UofSC to develop AI-based autonomous systems for space missions
By Grace Farrar | November 6, 2020
As NASA and other space exploration organizations continue sending spacecraft missions to the outer solar system, they don’t have time to wait for technology to keep up. That’s where Pooyan Jamshidi and his collaborative team come in.
Jamshidi, an assistant professor of computer science and engineering, was selected for a $250,000 NASA Resource Adaptive Software Purpose-Built for Extraordinary Robotic Research Yields - Science Instruments (RASPBERRY SI) grant. The two-year grant was only given to two out of the 17 submitted research proposals and will use artificial intelligence to increase the autonomy of space missions.
I personally see it as a once in a lifetime chance to make an impact, a real impact, beyond the research environment.
-Pooyan Jamshidi, Computer Science and Engineering
Currently, human supervision is needed to fix problems that arise on many spacecraft missions. This can significantly slow down data collection, especially on missions to the outer solar system. The aim of the project is to use machine learning to prepare spacecraft to repair and adapt themselves in the event of “unknown unknowns” so that they can better cope with uncertainties in the outer space environment.
“We want these systems to be adaptable to the environment, to update themselves and to basically sense the environment and somehow synthesize plans to reconfigure themselves,” Jamshidi says. “We need to develop technology that really synthesizes these unknown situations as well as coming up with a plan to change the lander itself on the fly.”
This project is a collaborative effort between researchers from Carnegie Mellon University, University of York and doctoral candidates from the University of Arkansas and the University of South Carolina.
“It's always great to have more diversity in your team. If you have people from the same discipline and from the same institution, then an important aspect of the research may go unnoticed, like how the scientific goals can be implemented with the engineering goals,” says Ellen Czaplinski, a doctoral candidate at the University of Arkansas and a science consultant for the project.
In order to be successful, the developed technology would need to pass rigorous tests. A simulated environment at NASA’s Ames Research Center and a physical lander at the Jet Propulsion Laboratory (JPL) will be subject to “fault injections” to determine how the intelligent autonomy being developed by the team will deal with real uncertainties.
“Not only are we going to develop autonomy components, but we will also contribute to the test platforms as well,” Jamshidi says. “It is a kind of joint work, a very close collaboration with NASA teams, both at the Ames Research Center and JPL which makes it very interesting.”
If successful, this research could be used in outer solar system missions on ocean worlds like Europa or Enceladus. By increasing autonomy and preparing for unknowns, spacecraft missions will be able to go farther distances and collect more data.

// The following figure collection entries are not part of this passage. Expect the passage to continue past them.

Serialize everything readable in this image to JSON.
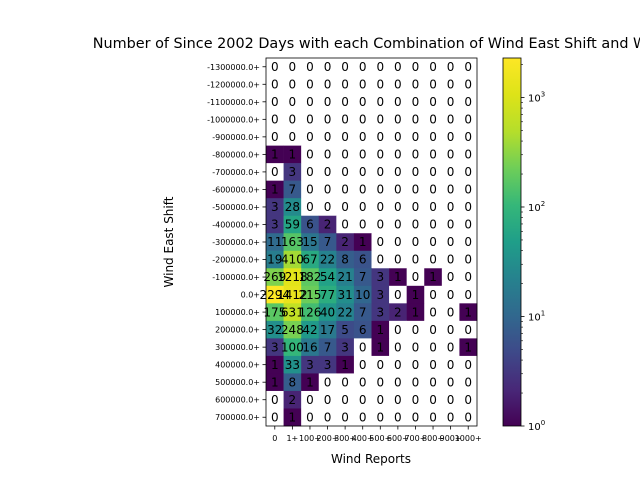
{
  "chart_data": {
    "type": "heatmap",
    "title": "Number of Since 2002 Days with each Combination of Wind East Shift and W",
    "xlabel": "Wind Reports",
    "ylabel": "Wind East Shift",
    "x_categories": [
      "0",
      "1+",
      "100+",
      "200+",
      "300+",
      "400+",
      "500+",
      "600+",
      "700+",
      "800+",
      "900+",
      "1000+"
    ],
    "y_categories": [
      "-1300000.0+",
      "-1200000.0+",
      "-1100000.0+",
      "-1000000.0+",
      "-900000.0+",
      "-800000.0+",
      "-700000.0+",
      "-600000.0+",
      "-500000.0+",
      "-400000.0+",
      "-300000.0+",
      "-200000.0+",
      "-100000.0+",
      "0.0+",
      "100000.0+",
      "200000.0+",
      "300000.0+",
      "400000.0+",
      "500000.0+",
      "600000.0+",
      "700000.0+"
    ],
    "cell_labels": [
      [
        "0",
        "0",
        "0",
        "0",
        "0",
        "0",
        "0",
        "0",
        "0",
        "0",
        "0",
        "0"
      ],
      [
        "0",
        "0",
        "0",
        "0",
        "0",
        "0",
        "0",
        "0",
        "0",
        "0",
        "0",
        "0"
      ],
      [
        "0",
        "0",
        "0",
        "0",
        "0",
        "0",
        "0",
        "0",
        "0",
        "0",
        "0",
        "0"
      ],
      [
        "0",
        "0",
        "0",
        "0",
        "0",
        "0",
        "0",
        "0",
        "0",
        "0",
        "0",
        "0"
      ],
      [
        "0",
        "0",
        "0",
        "0",
        "0",
        "0",
        "0",
        "0",
        "0",
        "0",
        "0",
        "0"
      ],
      [
        "1",
        "1",
        "0",
        "0",
        "0",
        "0",
        "0",
        "0",
        "0",
        "0",
        "0",
        "0"
      ],
      [
        "0",
        "3",
        "0",
        "0",
        "0",
        "0",
        "0",
        "0",
        "0",
        "0",
        "0",
        "0"
      ],
      [
        "1",
        "7",
        "0",
        "0",
        "0",
        "0",
        "0",
        "0",
        "0",
        "0",
        "0",
        "0"
      ],
      [
        "3",
        "28",
        "0",
        "0",
        "0",
        "0",
        "0",
        "0",
        "0",
        "0",
        "0",
        "0"
      ],
      [
        "3",
        "59",
        "6",
        "2",
        "0",
        "0",
        "0",
        "0",
        "0",
        "0",
        "0",
        "0"
      ],
      [
        "11",
        "163",
        "15",
        "7",
        "2",
        "1",
        "0",
        "0",
        "0",
        "0",
        "0",
        "0"
      ],
      [
        "19",
        "410",
        "67",
        "22",
        "8",
        "6",
        "0",
        "0",
        "0",
        "0",
        "0",
        "0"
      ],
      [
        "269",
        "1218",
        "182",
        "54",
        "21",
        "7",
        "3",
        "1",
        "0",
        "1",
        "0",
        "0"
      ],
      [
        "2294",
        "1412",
        "215",
        "77",
        "31",
        "10",
        "3",
        "0",
        "1",
        "0",
        "0",
        "0"
      ],
      [
        "175",
        "631",
        "126",
        "40",
        "22",
        "7",
        "3",
        "2",
        "1",
        "0",
        "0",
        "1"
      ],
      [
        "32",
        "248",
        "42",
        "17",
        "5",
        "6",
        "1",
        "0",
        "0",
        "0",
        "0",
        "0"
      ],
      [
        "3",
        "100",
        "16",
        "7",
        "3",
        "0",
        "1",
        "0",
        "0",
        "0",
        "0",
        "1"
      ],
      [
        "1",
        "33",
        "3",
        "3",
        "1",
        "0",
        "0",
        "0",
        "0",
        "0",
        "0",
        "0"
      ],
      [
        "1",
        "8",
        "1",
        "0",
        "0",
        "0",
        "0",
        "0",
        "0",
        "0",
        "0",
        "0"
      ],
      [
        "0",
        "2",
        "0",
        "0",
        "0",
        "0",
        "0",
        "0",
        "0",
        "0",
        "0",
        "0"
      ],
      [
        "0",
        "1",
        "0",
        "0",
        "0",
        "0",
        "0",
        "0",
        "0",
        "0",
        "0",
        "0"
      ]
    ],
    "colorbar": {
      "scale": "log",
      "range": [
        1,
        2294
      ],
      "tick_labels": [
        "10^0",
        "10^1",
        "10^2",
        "10^3"
      ]
    },
    "colormap": "viridis",
    "zero_color": "#ffffff"
  }
}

“I personally see it as a once in a lifetime chance to make an impact, a real impact, beyond the research environment,” Jamshidi says.
More about the RASPBERRY SI project:
The RASPBERRY SI team consists of David Garlan and Bradley Schmerl from Carnegie Mellon University, Javier Camara Moreno from the University of York, Matt DeMinico from NASA GRC, Ellen Czaplinski and Katherine Dzurilla from the University of Arkansas, and Pooyan Jamshidi and Jianhai Su from the University of South Carolina. The team works closely with Khalil Michael Dalal and his team at NASA Ames and Hari Nayar and his team at NASA JPL. Carolyn Mercer, the ARROW program manager at NASA, provides guidance for the RASPBERRY SI team during the execution of the project.
The grant is part of NASA AISR’s Autonomous Robotics Research for Ocean Worlds (ARROW) program, whose goal is to develop autonomy systems to significantly increase the robustness and productivity of future ocean worlds’ lander missions. RASPBERRY SI leverages software and algorithms developed under the DARPA BRASS (Building Resource Adaptive Software Systems) program, which was successfully completed in December 2019.